Amy Clarke awarded Professional Development Leave for scholarly study of paradigm shifts in 20th-century fantasy
Continuing Lecturer Amy Clarke has been awarded funding to complete her book project on contemporary fantasy. Clarke explains, “Fantasy has long been considered highly conservative. The best known fantasy series written in the mid 20th-century end with the characters returned to the world they know or safe in a restful place, a sometimes thinly disguised form of heaven. More recent fantasy series challenge and sometimes completely dismantle the Judeo-Christian narrative of blessed immortality. J. K. Rowling, in her incredibly popular Harry Potter series, argues for the necessity and finality of death. More radically, both Ursula Le Guin, in The Earthsea Cycle, and Phillip Pullman, in His Dark Materials, depict the afterlife as a dangerous myth, a false construction of male rulers. Both Le Guin’s and Pullman’s series conclude with the overthrow of corrupt ruling regimes, and, I will argue, dismantle the reader’s expectation of life after death.”
Clarke hopes to address the role fantasy literature has in shaping worldviews, in particular, views of the afterlife, and to consider whether the differences between the culminations of the older series and those of the more recent trilogies signal a paradigm shift.

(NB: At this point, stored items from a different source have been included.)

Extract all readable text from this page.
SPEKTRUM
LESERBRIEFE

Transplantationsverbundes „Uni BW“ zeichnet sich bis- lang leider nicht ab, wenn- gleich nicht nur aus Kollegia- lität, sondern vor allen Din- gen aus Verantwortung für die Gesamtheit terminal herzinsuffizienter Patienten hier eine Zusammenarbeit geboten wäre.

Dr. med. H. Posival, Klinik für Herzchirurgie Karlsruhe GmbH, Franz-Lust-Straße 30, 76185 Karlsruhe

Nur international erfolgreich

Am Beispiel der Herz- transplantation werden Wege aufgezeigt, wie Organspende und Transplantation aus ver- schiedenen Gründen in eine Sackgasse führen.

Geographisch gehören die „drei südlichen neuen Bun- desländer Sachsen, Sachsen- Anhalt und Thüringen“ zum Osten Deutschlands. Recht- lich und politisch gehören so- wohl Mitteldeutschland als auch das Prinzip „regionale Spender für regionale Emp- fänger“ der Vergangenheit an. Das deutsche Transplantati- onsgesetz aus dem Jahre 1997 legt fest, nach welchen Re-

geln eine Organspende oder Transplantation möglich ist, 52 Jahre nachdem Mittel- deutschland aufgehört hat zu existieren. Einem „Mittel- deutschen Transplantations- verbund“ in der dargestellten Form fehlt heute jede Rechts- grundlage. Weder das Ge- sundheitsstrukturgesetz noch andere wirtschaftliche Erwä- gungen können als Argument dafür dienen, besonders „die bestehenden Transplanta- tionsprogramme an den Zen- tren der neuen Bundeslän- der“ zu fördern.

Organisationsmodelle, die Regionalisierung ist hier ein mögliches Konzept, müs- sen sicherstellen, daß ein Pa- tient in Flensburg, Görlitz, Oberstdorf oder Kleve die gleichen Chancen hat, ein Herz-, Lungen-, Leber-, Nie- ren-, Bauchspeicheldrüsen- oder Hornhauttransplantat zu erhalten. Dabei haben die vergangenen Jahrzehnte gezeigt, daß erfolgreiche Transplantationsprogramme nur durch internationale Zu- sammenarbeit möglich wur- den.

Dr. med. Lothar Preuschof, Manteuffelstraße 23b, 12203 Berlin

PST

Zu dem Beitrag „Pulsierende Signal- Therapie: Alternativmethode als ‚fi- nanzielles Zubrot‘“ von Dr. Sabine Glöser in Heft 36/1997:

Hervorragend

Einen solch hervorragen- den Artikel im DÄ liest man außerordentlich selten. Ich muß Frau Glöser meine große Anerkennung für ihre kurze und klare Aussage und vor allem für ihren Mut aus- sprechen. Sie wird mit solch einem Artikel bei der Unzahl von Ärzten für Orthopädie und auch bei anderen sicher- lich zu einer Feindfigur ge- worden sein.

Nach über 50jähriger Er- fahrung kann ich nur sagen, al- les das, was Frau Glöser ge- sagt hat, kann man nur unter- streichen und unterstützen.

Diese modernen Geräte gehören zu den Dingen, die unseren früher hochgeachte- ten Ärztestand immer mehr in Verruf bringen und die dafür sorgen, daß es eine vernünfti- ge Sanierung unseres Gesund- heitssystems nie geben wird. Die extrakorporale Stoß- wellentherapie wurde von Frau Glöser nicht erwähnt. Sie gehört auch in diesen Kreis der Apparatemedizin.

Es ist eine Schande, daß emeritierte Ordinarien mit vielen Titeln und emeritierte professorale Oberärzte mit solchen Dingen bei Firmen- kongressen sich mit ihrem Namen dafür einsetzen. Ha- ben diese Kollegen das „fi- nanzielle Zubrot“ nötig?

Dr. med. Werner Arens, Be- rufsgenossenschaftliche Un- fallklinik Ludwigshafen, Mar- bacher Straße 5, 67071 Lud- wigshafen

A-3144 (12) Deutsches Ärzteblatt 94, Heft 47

Clarke also examines fan cultures built on the foundation of these series, questioning in particular how they have blurred boundaries between author, text, and reader. On a global scale, fans extend their experience of the stories through fiction, multimedia websites, real-world reenactments, and even pilgrimages to locations from the books. Their astonishing degree of engagement with these texts suggests that fans consider the narratives as central to their worldview. Clarke will consider whether these fantasy series influence their beliefs or reinforce them.